I quit smoking — 7 yrs ago last Wednesday

dawnowar wrote:

Someone mentioned 9/11 at work today and I started telling the story of how I quit smoking and I was a crazy mess for the first week and then, the second week, the twin towers fell down…..

The whole world was just as stressed out and disoriented I was so there was no point in starting again.

Then I remembered I forgot my 7 yr Quit Anniversary completely!

Hard to believe. Because it was a long hard road to get here let me tell you!! A lot of stuff has happened between now and then.

So let me give you my advice in case you’re quitting or thinking about quitting.

I went in to the quit (my 4th) thinking it was worth trying out the patch cause it was cheaper than the cigs and if I stayed on it for a few weeks and started again, I saved some money so why not give it a shot?

“How did you do it?” people always ask. I did EVERYTHING. I used every possible crutch. Switched between them all frequently and constantly tested out new ones. I became obsessed with my own quit. I blogged it too. I spent hours designing my pages and taking photos and documenting my quit. And I discussed it in graphic detail at the Quitnet.org quitstop forums. Which I highly recommend.

Eventually I was able to do other things besides quitting.
I know cause I forgot it was my 7 yr anniversary.
I’m awfully proud of that!

For me, October will mark 10 years free from cigarette smoking. Give or take a few months as the exact date eludes me, as I think I ingested far too many chemical substances (in an past, younger age of more irrational exhuberance and recklessness).

I attempted quitting many times but finally, went “cold turkey” and though it was tough — especially because at the time most everyone on my team at work smoked and we did quite a bit of work while puffing away outside.

Oddly, shuffling a deck of cards helped me quite a bit, as it gave me something to occupy my hands with, which was just as important as overcoming the physical/mental addiction ordeal.

It seems it would be so much easier to quit in today’s non-smoker oriented culture. When I attended college and even at my first job post-graduation, you were able to smoke in class (and in the dorm and bar and everywhere else on and off campus) and/or at your office desk.
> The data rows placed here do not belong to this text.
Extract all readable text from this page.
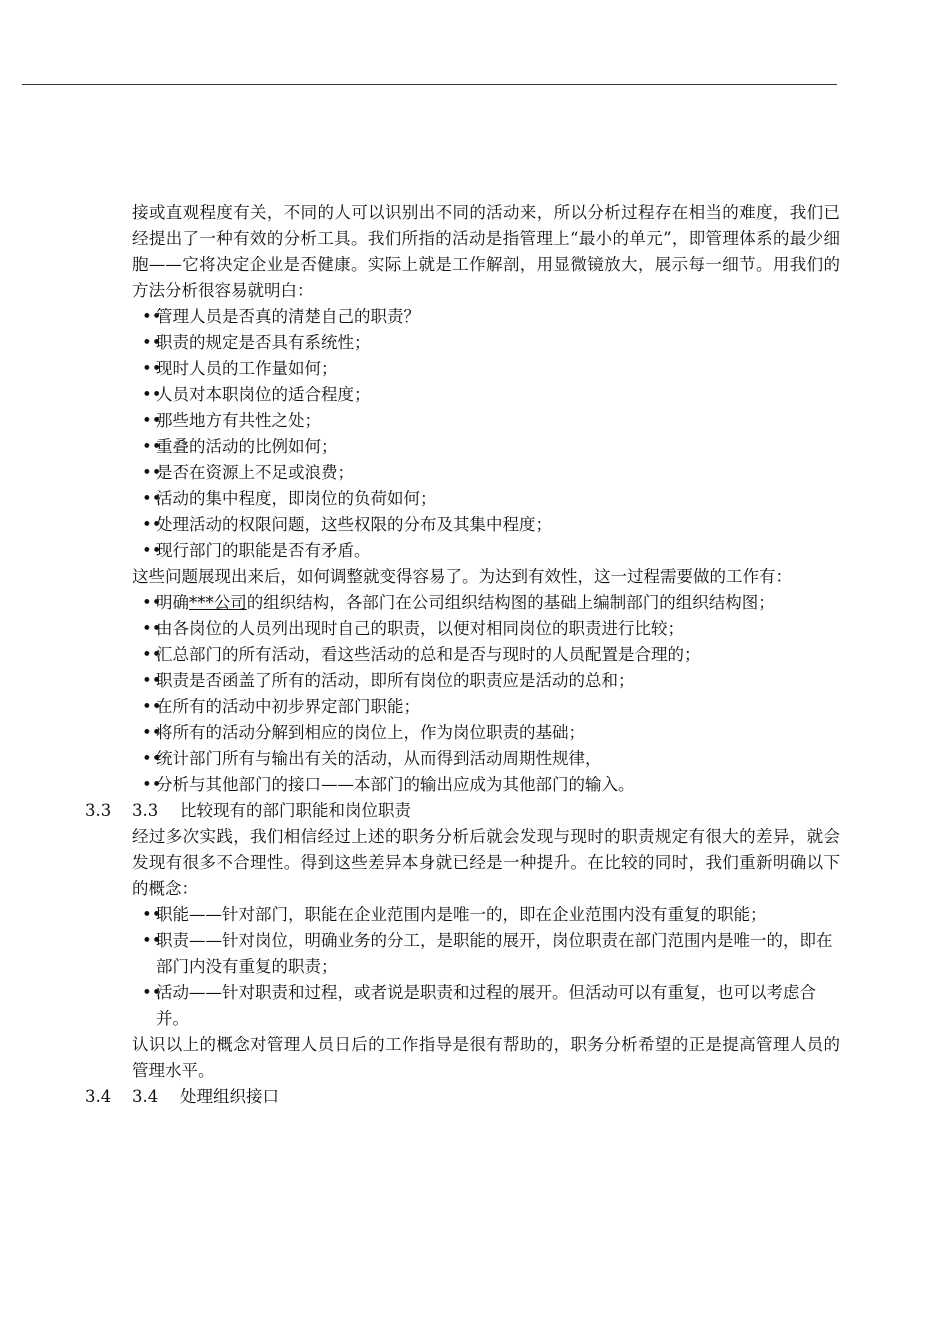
接或直观程度有关，不同的人可以识别出不同的活动来，所以分析过程存在相当的难度，我们已经提出了一种有效的分析工具。我们所指的活动是指管理上“最小的单元”，即管理体系的最少细胞——它将决定企业是否健康。实际上就是工作解剖，用显微镜放大，展示每一细节。用我们的方法分析很容易就明白：

••
管理人员是否真的清楚自己的职责？
••
职责的规定是否具有系统性；
••
现时人员的工作量如何；
••
人员对本职岗位的适合程度；
••
那些地方有共性之处；
••
重叠的活动的比例如何；
••
是否在资源上不足或浪费；
••
活动的集中程度，即岗位的负荷如何；
••
处理活动的权限问题，这些权限的分布及其集中程度；
••
现行部门的职能是否有矛盾。

这些问题展现出来后，如何调整就变得容易了。为达到有效性，这一过程需要做的工作有：

••
明确***公司的组织结构，各部门在公司组织结构图的基础上编制部门的组织结构图；
••
由各岗位的人员列出现时自己的职责，以便对相同岗位的职责进行比较；
••
汇总部门的所有活动，看这些活动的总和是否与现时的人员配置是合理的；
••
职责是否函盖了所有的活动，即所有岗位的职责应是活动的总和；
••
在所有的活动中初步界定部门职能；
••
将所有的活动分解到相应的岗位上，作为岗位职责的基础；
••
统计部门所有与输出有关的活动，从而得到活动周期性规律，
••
分析与其他部门的接口——本部门的输出应成为其他部门的输入。
3.3 3.3 比较现有的部门职能和岗位职责

经过多次实践，我们相信经过上述的职务分析后就会发现与现时的职责规定有很大的差异，就会发现有很多不合理性。得到这些差异本身就已经是一种提升。在比较的同时，我们重新明确以下的概念：

••
职能——针对部门，职能在企业范围内是唯一的，即在企业范围内没有重复的职能；
••
职责——针对岗位，明确业务的分工，是职能的展开，岗位职责在部门范围内是唯一的，即在部门内没有重复的职责；
••
活动——针对职责和过程，或者说是职责和过程的展开。但活动可以有重复，也可以考虑合并。

认识以上的概念对管理人员日后的工作指导是很有帮助的，职务分析希望的正是提高管理人员的管理水平。

3.4 3.4 处理组织接口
I worked at a steel mill and everybody smoked, and mill foreman puffed on cigars while others smoked - it was HELL for a non-smoker as it made for one hazy smoke filled conference room.
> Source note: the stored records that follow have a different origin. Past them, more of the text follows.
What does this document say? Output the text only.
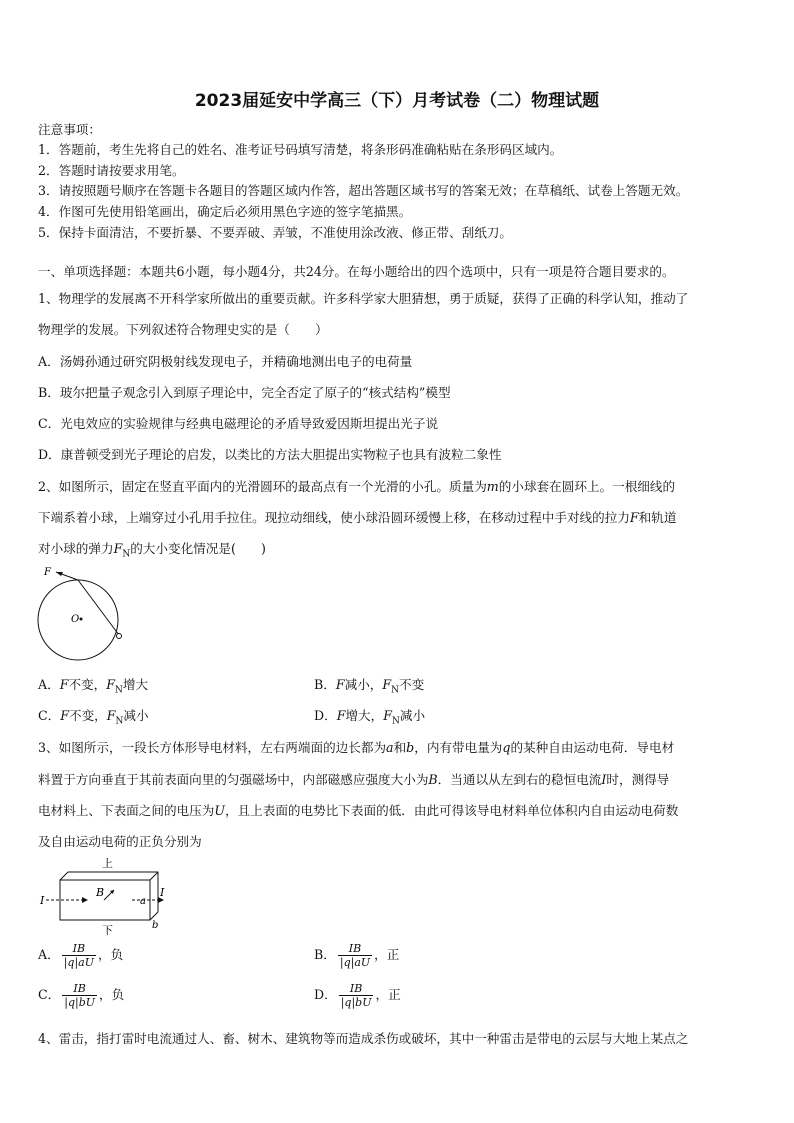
2023届延安中学高三（下）月考试卷（二）物理试题
注意事项：
1．答题前，考生先将自己的姓名、准考证号码填写清楚，将条形码准确粘贴在条形码区域内。
2．答题时请按要求用笔。
3．请按照题号顺序在答题卡各题目的答题区域内作答，超出答题区域书写的答案无效；在草稿纸、试卷上答题无效。
4．作图可先使用铅笔画出，确定后必须用黑色字迹的签字笔描黑。
5．保持卡面清洁，不要折暴、不要弄破、弄皱，不准使用涂改液、修正带、刮纸刀。
一、单项选择题：本题共6小题，每小题4分，共24分。在每小题给出的四个选项中，只有一项是符合题目要求的。
1、物理学的发展离不开科学家所做出的重要贡献。许多科学家大胆猜想，勇于质疑，获得了正确的科学认知，推动了
物理学的发展。下列叙述符合物理史实的是（　　）
A．汤姆孙通过研究阴极射线发现电子，并精确地测出电子的电荷量
B．玻尔把量子观念引入到原子理论中，完全否定了原子的“核式结构”模型
C．光电效应的实验规律与经典电磁理论的矛盾导致爱因斯坦提出光子说
D．康普顿受到光子理论的启发，以类比的方法大胆提出实物粒子也具有波粒二象性
2、如图所示，固定在竖直平面内的光滑圆环的最高点有一个光滑的小孔。质量为m的小球套在圆环上。一根细线的
下端系着小球，上端穿过小孔用手拉住。现拉动细线，使小球沿圆环缓慢上移，在移动过程中手对线的拉力F和轨道
对小球的弹力$F_N$的大小变化情况是(　　)
F
O
A．F不变，$F_N$增大	B．F减小，$F_N$不变
C．F不变，$F_N$减小	D．F增大，$F_N$减小
3、如图所示，一段长方体形导电材料，左右两端面的边长都为a和b，内有带电量为q的某种自由运动电荷．导电材
料置于方向垂直于其前表面向里的匀强磁场中，内部磁感应强度大小为B．当通以从左到右的稳恒电流I时，测得导
电材料上、下表面之间的电压为U，且上表面的电势比下表面的低．由此可得该导电材料单位体积内自由运动电荷数
及自由运动电荷的正负分别为
上
I
I
B
a
b
下
A． $\frac{IB}{|q|aU}$ ，负	B． $\frac{IB}{|q|aU}$ ，正
C． $\frac{IB}{|q|bU}$ ，负	D． $\frac{IB}{|q|bU}$ ，正
4、雷击，指打雷时电流通过人、畜、树木、建筑物等而造成杀伤或破坏，其中一种雷击是带电的云层与大地上某点之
Nowdays you can’t even smoke in a bar (in Arizona at least, no smoking anywhere indoors, except your own private residence) and can’t even smoke in most outside public places — the only opportunity to light up is in your car or at your home.

As to advice for anyone wishing to quit? The first month or two is a bear, and it will be a test of your wits (and patience of your friends and family). After that, it gets easier, but the strong urges can still strike you at times, and it may be an unconscious tug. After meals or walking to my car leaving work I would find my fingers reaching into a shirt pocket for non-existent cigarettes that I didn’t smoke anymore! And for a couple of years I was haunted by vivid dreams where I would be just smoking away, wake up with sadness that I failed in my non-smoking quest yet again before the elated relief that it was just a dream.

I was a heavy smoker that started at a very young age — I believe I was 11 or 12 when I started — I snagged cigarettes off my parents, smoked in school, on my paper route, while waiting for the school bus, etc…. For over 20 years, I endured the nasty habit that fluctuated between a pack and two packs a day.

While I don’t miss it whatsoever (but I do enjoy an occasional Macanudo cigar with a ice cold frothy beverage) I’ve always envied people who could hold their habit to 2 or 3 cigarettes a day, or confine it only at social drinking events.